In another 2019 case, Department of Commerce v. New York, the Supreme Court blocked the Trump administration from adding a question to the 2020 census regarding the citizenship of respondents.

===State court rulings===
In 2015, the Supreme Court of Florida ordered the state to draw a new congressional map on the basis of a 2010 state constitutional amendment that banned partisan gerrymandering.

In 2018, the Pennsylvania Supreme Court threw out the 2011 U.S. House of Representatives map on the grounds that it violated the state constitution; the court established new redistricting standards requiring districts to be compact and to minimize the splitting of counties and towns.
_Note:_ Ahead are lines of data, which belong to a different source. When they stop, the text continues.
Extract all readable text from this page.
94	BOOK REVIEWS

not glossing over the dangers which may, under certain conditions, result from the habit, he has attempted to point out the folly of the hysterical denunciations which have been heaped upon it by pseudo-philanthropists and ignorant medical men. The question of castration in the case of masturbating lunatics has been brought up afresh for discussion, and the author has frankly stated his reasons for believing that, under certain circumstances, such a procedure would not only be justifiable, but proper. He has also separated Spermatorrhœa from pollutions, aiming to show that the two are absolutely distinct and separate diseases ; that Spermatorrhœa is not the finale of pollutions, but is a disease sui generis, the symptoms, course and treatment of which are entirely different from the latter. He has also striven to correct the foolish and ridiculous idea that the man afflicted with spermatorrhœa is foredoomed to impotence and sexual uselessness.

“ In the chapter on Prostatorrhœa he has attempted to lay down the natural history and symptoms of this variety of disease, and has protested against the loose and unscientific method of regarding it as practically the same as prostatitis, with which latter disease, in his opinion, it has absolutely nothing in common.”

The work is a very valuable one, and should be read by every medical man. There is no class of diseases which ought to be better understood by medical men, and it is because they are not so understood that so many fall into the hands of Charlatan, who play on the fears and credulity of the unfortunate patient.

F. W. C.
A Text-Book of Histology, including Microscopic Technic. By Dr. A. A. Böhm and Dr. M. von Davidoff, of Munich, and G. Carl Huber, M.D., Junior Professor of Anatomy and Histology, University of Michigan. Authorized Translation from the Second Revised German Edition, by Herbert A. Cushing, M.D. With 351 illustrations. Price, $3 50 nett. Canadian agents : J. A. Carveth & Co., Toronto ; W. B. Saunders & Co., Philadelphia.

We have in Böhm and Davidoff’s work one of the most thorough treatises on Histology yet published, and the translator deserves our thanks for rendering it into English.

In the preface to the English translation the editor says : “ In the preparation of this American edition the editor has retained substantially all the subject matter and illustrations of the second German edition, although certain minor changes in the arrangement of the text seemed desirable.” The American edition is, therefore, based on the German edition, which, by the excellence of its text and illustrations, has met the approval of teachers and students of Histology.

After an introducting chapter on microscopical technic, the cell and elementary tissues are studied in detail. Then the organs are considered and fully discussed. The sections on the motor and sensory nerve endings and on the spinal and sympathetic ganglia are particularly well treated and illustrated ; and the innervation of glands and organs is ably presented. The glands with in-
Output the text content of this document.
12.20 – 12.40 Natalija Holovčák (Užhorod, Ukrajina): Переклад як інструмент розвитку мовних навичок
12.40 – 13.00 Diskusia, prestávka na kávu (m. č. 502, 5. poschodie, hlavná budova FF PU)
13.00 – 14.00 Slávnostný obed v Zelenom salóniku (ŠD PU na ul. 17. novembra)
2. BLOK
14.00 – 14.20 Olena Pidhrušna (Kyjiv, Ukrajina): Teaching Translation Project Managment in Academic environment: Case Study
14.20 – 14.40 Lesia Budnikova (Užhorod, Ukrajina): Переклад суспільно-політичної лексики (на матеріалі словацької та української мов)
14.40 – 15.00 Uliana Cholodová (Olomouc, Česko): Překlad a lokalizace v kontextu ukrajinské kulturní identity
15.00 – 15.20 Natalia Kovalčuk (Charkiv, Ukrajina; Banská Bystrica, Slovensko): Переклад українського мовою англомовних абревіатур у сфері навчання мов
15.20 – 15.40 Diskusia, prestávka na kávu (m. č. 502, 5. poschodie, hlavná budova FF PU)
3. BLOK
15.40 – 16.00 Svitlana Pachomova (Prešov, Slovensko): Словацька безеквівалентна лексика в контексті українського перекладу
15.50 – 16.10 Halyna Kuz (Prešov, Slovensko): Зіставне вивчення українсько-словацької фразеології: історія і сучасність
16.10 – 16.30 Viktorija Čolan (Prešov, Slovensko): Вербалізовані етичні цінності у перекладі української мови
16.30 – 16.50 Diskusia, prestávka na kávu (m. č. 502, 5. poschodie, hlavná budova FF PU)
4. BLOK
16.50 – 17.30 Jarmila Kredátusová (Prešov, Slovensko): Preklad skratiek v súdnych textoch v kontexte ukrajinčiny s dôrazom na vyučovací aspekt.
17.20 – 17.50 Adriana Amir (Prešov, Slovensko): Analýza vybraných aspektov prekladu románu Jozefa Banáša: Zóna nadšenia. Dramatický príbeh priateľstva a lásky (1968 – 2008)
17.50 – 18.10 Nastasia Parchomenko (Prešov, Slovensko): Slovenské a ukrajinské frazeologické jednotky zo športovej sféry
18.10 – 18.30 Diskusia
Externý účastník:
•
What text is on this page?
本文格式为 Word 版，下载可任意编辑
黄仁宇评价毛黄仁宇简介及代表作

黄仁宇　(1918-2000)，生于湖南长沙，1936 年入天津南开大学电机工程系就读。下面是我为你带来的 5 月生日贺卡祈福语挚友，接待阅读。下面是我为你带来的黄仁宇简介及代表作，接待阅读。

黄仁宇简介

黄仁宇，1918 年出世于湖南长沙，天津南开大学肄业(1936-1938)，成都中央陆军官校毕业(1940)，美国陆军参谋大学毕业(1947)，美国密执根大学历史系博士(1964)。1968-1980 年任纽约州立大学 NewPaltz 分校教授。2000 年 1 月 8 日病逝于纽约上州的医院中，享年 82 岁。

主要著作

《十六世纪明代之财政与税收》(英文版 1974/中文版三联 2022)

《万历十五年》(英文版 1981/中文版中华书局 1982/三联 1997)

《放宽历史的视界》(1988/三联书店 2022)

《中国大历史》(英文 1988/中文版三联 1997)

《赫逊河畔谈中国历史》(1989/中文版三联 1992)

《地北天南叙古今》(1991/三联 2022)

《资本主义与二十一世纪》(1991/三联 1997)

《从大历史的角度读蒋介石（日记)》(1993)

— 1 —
In 2019, a North Carolina state court struck down the state's legislative districts on the grounds that the district had been created with the partisan intent of favoring Republican candidates.

===Ballot measures===
In 2015, Ohio voters approved a ballot measure changing the composition of the commission charged with drawing state legislative districts, adding two legislative appointees to the commission and creating rules and guidelines designed to make partisan gerrymandering more difficult. In May 2018, Ohio voters approved a proposal that modified the state's congressional redistricting processes.

In 2018, voters in Colorado and Michigan approved of a proposal to establish an independent redistricting commission for congressional and state legislative districts in their respective states. Missouri voters approved of a proposal to have a "non-partisan state demographer" draw state legislative districts. In Utah, voters approved the creation of a redistricting commission to draw congressional and state legislative districts, though the Utah state legislature retains the power to reject these maps.

In 2020, voters in Virginia approved the establishment of a bipartisan redistricting commission for both congressional and state legislative redistricting. The commission consists eight legislators and eight non-legislator citizens, with the commission split evenly between Democrats and Republicans.